If there's one thing I love doing as much as writing, designing and knitting, it's reading. I love getting lost in a good book, or even better, a series of books. My favorite genres are pretty specific: historical fiction, fantasy, mystery, and history. But I also like reading knitting books. While it is true that many knitting books are project heavy and literature light, there are a number of excellent knitting books to provide plenty for you to sink your reading teeth into.
So I thought I'd use the next few posts to highlight some of my favorite knitting books. I hope to hear your thoughts as well.
Today's offering is Knitting Yarns: Writers on Knitting edited by Ann Hood.
Let me start by saying that I'm not usually a big fan of short stories or memoir.
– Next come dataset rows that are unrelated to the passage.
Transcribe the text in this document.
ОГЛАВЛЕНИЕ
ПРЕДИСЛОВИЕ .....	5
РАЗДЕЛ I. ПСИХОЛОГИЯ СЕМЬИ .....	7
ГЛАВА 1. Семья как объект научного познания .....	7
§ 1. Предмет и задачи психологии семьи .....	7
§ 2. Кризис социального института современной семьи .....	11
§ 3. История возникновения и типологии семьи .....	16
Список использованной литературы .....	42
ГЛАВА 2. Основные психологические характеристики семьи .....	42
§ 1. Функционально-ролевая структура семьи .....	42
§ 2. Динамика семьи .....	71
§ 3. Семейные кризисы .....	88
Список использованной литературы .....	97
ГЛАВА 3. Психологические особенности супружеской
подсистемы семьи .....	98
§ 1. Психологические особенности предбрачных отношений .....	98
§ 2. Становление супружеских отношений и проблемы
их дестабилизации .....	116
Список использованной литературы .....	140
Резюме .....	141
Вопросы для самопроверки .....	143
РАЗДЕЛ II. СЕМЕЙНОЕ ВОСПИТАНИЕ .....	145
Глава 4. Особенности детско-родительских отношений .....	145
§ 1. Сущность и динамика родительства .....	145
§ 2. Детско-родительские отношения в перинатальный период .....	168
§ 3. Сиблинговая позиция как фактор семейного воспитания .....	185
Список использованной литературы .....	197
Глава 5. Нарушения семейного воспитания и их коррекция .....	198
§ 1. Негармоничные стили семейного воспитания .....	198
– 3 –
But I thoroughly enjoyed the pieces in this book. There are 27 short story/memoir gems in this book, by authors such as Elizabeth Berg, John Dufresne, Sue Grafton, Barbara Kingsolver, Ann Patchett, and Anita Shreve to name just a few.
These stories illustrate just how "interwoven" knitting is in our culture. There are stories of sadness, stories of joy, stories of triumph and of disaster, stories of hope and of loss. Through these stories we begin to understand why so many writers are also knitters.
Knitting is a form of creation, just as writing is. In knitting, we struggle with stitches and patterns just as we struggle with passages in our writing. We rip out, we edit, we even stick that sweater we attempted on a shelf somewhere along with the first 50 pages of that novel we've been working on, letting them both see the light of day sometimes when the mood strikes.
Knitting Yarns, reveals that knitting is a metaphor for writing. It's a metaphor for life.